By 1890, Van Gogh’s paintings had already gained the admiration of a number of close colleagues and fellow artists and were just beginning to attract some wider attention. Van der Veen reminds us that some of Vincent’s most famous canvasses were “not even dry” when the artist died and that it was normal—when information moved at 19th century speed—for it to take several years for an artist to become known, let alone valued in the market. So, given the fact that nearly all of Vincent’s best works were painted in his final two years, any narrative that his incentive to work never anticipated a professional status really falls apart under examination of both his own writings and the circumstances of his time and place.

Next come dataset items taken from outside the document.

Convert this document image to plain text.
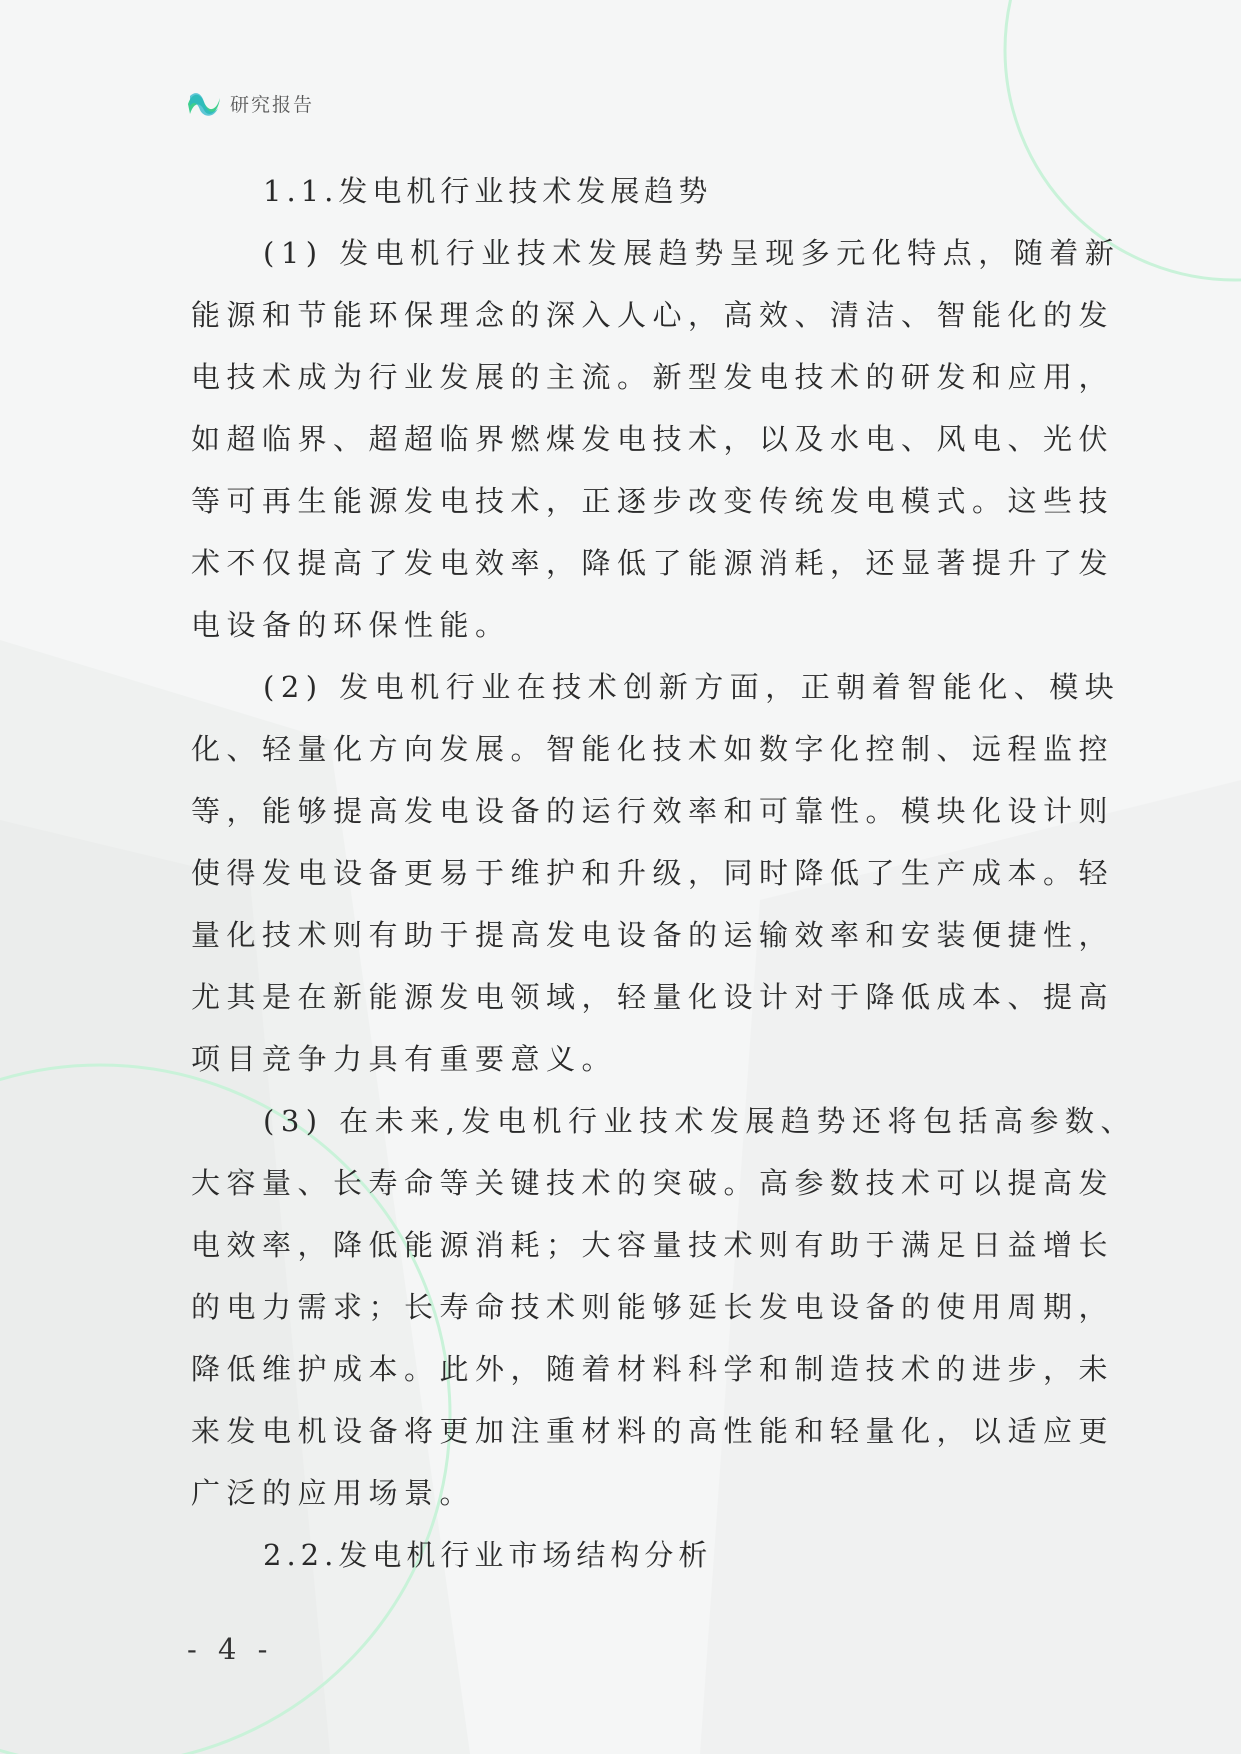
研究报告
1.1.发电机行业技术发展趋势
(1) 发电机行业技术发展趋势呈现多元化特点，随着新
能源和节能环保理念的深入人心，高效、清洁、智能化的发
电技术成为行业发展的主流。新型发电技术的研发和应用，
如超临界、超超临界燃煤发电技术，以及水电、风电、光伏
等可再生能源发电技术，正逐步改变传统发电模式。这些技
术不仅提高了发电效率，降低了能源消耗，还显著提升了发
电设备的环保性能。
(2) 发电机行业在技术创新方面，正朝着智能化、模块
化、轻量化方向发展。智能化技术如数字化控制、远程监控
等，能够提高发电设备的运行效率和可靠性。模块化设计则
使得发电设备更易于维护和升级，同时降低了生产成本。轻
量化技术则有助于提高发电设备的运输效率和安装便捷性，
尤其是在新能源发电领域，轻量化设计对于降低成本、提高
项目竞争力具有重要意义。
(3) 在未来,发电机行业技术发展趋势还将包括高参数、
大容量、长寿命等关键技术的突破。高参数技术可以提高发
电效率，降低能源消耗；大容量技术则有助于满足日益增长
的电力需求；长寿命技术则能够延长发电设备的使用周期，
降低维护成本。此外，随着材料科学和制造技术的进步，未
来发电机设备将更加注重材料的高性能和轻量化，以适应更
广泛的应用场景。
2.2.发电机行业市场结构分析
- 4 -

Naturally, it is easy to get lost in the intrigue of Vincent’s psychology and its many dramatic—even violent—manifestations, both in life and in paint, and forget that at least some part of this complex, irascible man wanted very badly to make art his career. It would be an understatement to say there were myriad conflicting, complex, and even dark forces that drove Van Gogh to paint and to see the world the way he did, but the rational side of him did not lack for hope of some commercial and social acceptance, and in this one regard at least, he is no different from nearly all artists. Beyond that, any conversation about creators working in the 21st century and the role of intellectual property rights in their works should probably never invoke figures so extreme and so remote from our times, let alone presume to really understand them.
*Although investigation since 2011 raises interesting questions as to whether Van Gogh was in fact murdered, that begs a whole conversation entirely separate from the focus of this essay. Whether by his own hand or not, his life was cut short just about two years into his prolific period as a painter.